As I mentioned earlier, Big Data is a term that refers to a data set (or data sets) that is awkward to work with due to its size, complexity or rate of growth. For a data set to be considered ‘Big’ it usually has to exceed 50TB in size; although in some, complex cases, the size has been known to rise to multiple petabytes. To put that in perspective, one petabyte is the equivalent of 1 million gigabytes.

In recent times, Big Data has become somewhat of a buzzword. The reason for this isn’t that it’s a new concept or a recently discovered resource, but that that it is only recently that technology has developed far enough to let us handle the data in an intelligent, insightful way.

Now that we can handle, analyse and interpret the data though, it can be used in many ways in many different industries.

The scale of Big Data

Big Data is large and so varied that – depending on the dataset – it can have more or less an infinite amount of uses. In part this is due to the world we live in being so vastly data filled.

Modern social media platforms illustrate this point perfectly. Well known micro blogging site Twitter clocks up around 12 terabytes of data per day, when you consider that this comes solely from mounds of 140 character ‘tweets’, it truly is remarkable. This data is then interpreted and analysed to form the basis of product sentiment analysis and eventually, product improvements.

They handle even larger datasets at Facebook. Facebook collect in excess of 500TB of data each day. This data consists of status updates, likes, photo uploads and all other interactions.
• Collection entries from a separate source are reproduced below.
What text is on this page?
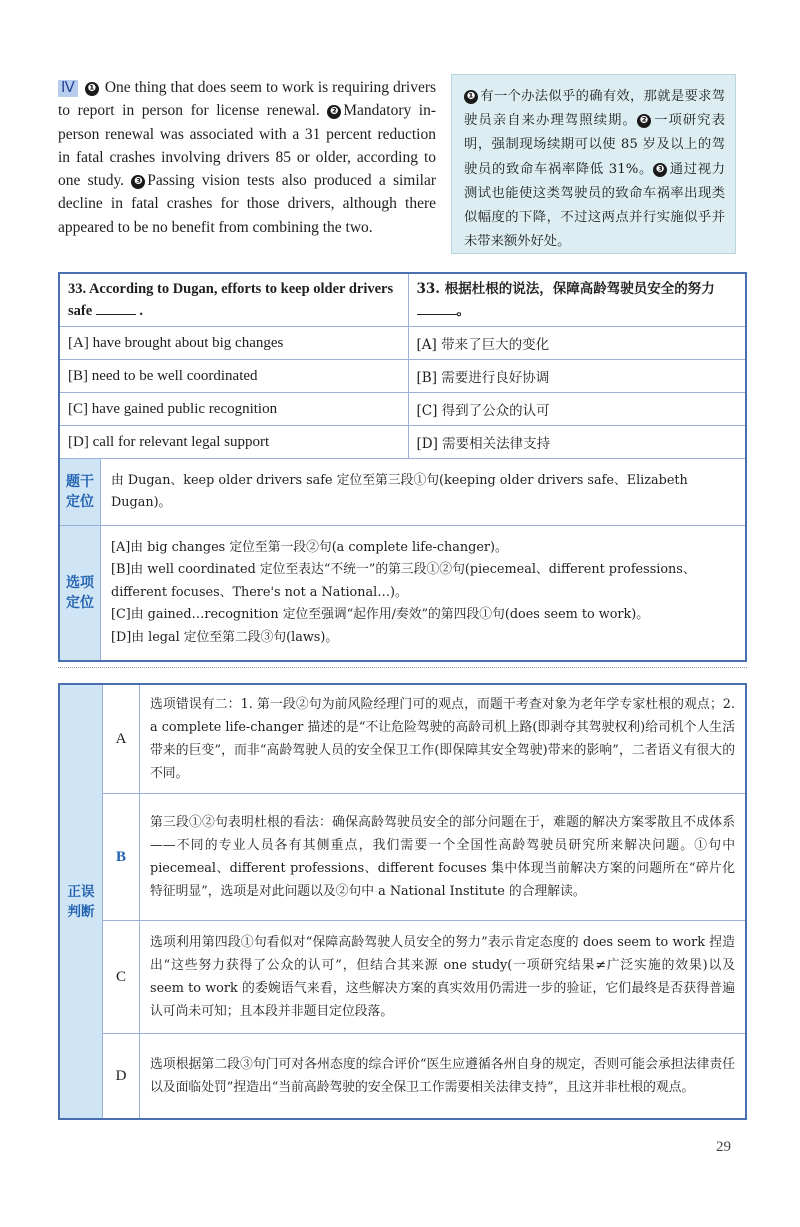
Ⅳ ❶ One thing that does seem to work is requiring drivers to report in person for license renewal. ❷ Mandatory in-person renewal was associated with a 31 percent reduction in fatal crashes involving drivers 85 or older, according to one study. ❸ Passing vision tests also produced a similar decline in fatal crashes for those drivers, although there appeared to be no benefit from combining the two.

❶ 有一个办法似乎的确有效，那就是要求驾驶员亲自来办理驾照续期。 ❷ 一项研究表明，强制现场续期可以使 85 岁及以上的驾驶员的致命车祸率降低 31%。 ❸ 通过视力测试也能使这类驾驶员的致命车祸率出现类似幅度的下降，不过这两点并行实施似乎并未带来额外好处。

33. According to Dugan, efforts to keep older drivers safe .		33. 根据杜根的说法，保障高龄驾驶员安全的努力。
[A] have brought about big changes		[A] 带来了巨大的变化
[B] need to be well coordinated		[B] 需要进行良好协调
[C] have gained public recognition		[C] 得到了公众的认可
[D] call for relevant legal support		[D] 需要相关法律支持
题干定位	由 Dugan、keep older drivers safe 定位至第三段①句(keeping older drivers safe、Elizabeth Dugan)。	
选项定位	[A]由 big changes 定位至第一段②句(a complete life-changer)。
[B]由 well coordinated 定位至表达“不统一”的第三段①②句(piecemeal、different professions、different focuses、There's not a National…)。
[C]由 gained…recognition 定位至强调“起作用/奏效”的第四段①句(does seem to work)。
[D]由 legal 定位至第二段③句(laws)。	
正误判断	A	选项错误有二：1. 第一段②句为前风险经理门可的观点，而题干考查对象为老年学专家杜根的观点；2. a complete life-changer 描述的是“不让危险驾驶的高龄司机上路(即剥夺其驾驶权利)给司机个人生活带来的巨变”，而非“高龄驾驶人员的安全保卫工作(即保障其安全驾驶)带来的影响”，二者语义有很大的不同。
	B	第三段①②句表明杜根的看法：确保高龄驾驶员安全的部分问题在于，难题的解决方案零散且不成体系——不同的专业人员各有其侧重点，我们需要一个全国性高龄驾驶员研究所来解决问题。①句中 piecemeal、different professions、different focuses 集中体现当前解决方案的问题所在“碎片化特征明显”，选项是对此问题以及②句中 a National Institute 的合理解读。
	C	选项利用第四段①句看似对“保障高龄驾驶人员安全的努力”表示肯定态度的 does seem to work 捏造出“这些努力获得了公众的认可”，但结合其来源 one study(一项研究结果≠广泛实施的效果)以及 seem to work 的委婉语气来看，这些解决方案的真实效用仍需进一步的验证，它们最终是否获得普遍认可尚未可知；且本段并非题目定位段落。
	D	选项根据第二段③句门可对各州态度的综合评价“医生应遵循各州自身的规定，否则可能会承担法律责任以及面临处罚”捏造出“当前高龄驾驶的安全保卫工作需要相关法律支持”，且这并非杜根的观点。
29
On a bigger scale, it has been estimated that 90% of that data in the world has been collected within the last 2 years. That means that there is more data concerning the period between 2010 and 2012 than there was the 1000 years prior.

So there’s no disputing that the data exists, but once you have it, what can you do with it?

Using big data

Unsurprisingly, it’s is big business in the business world. In the world of business intelligence, data can usually be separated into one of two groups. The first group is transactional data. Transactional data is data collected around events such as online shopping, user journeys and logistics. The second group is interactional data. Interactional data is data collected around interactions between people. Think social media profiles, videos and photos. The social media example above is a perfect example of interactional data.

The vice president of Infrastructure at Facebook – Jay Parikh – (relatively) famously said ‘If you aren’t taking advantage of big data, then you don’t have big data, you just have a pile of data.’ So what can it be used for?

Big data is becoming a big way in which businesses can outperform their competitors. Case studies have shown that it can be used to increase market share, increase operating margin and increase return on capital invested.

It can be used to improve a product or service as well. Companies can analyse how a product is being used, who’s using it, what they think about it and what they’d change.

Perhaps most scarily, big data can be used to find out about you. What you like, don’t like, where you’ve been and much much more. All of this can then be used to target ads and sell products. Consumer information is worth a lot of money as well, if sold, it can fetch hundreds of thousands of pounds worth of money. Why do you think Facebook is free?

That really is just the tip of the iceberg, there is so much more that is possible.

More accessible

Big data used to be the exclusive resource of large enterprises with large sets of data and near infinite computing resource. Now that isn’t the case, now SME’s and smaller organisations can make use of big data thanks to cloud computing. Big Data analysis is now available as a service, which makes it more accessible to the masses as there is no longer such a large initial capital outlay.

This levels the playing field between small and large business to some extent because now, if you have the data, you can use it.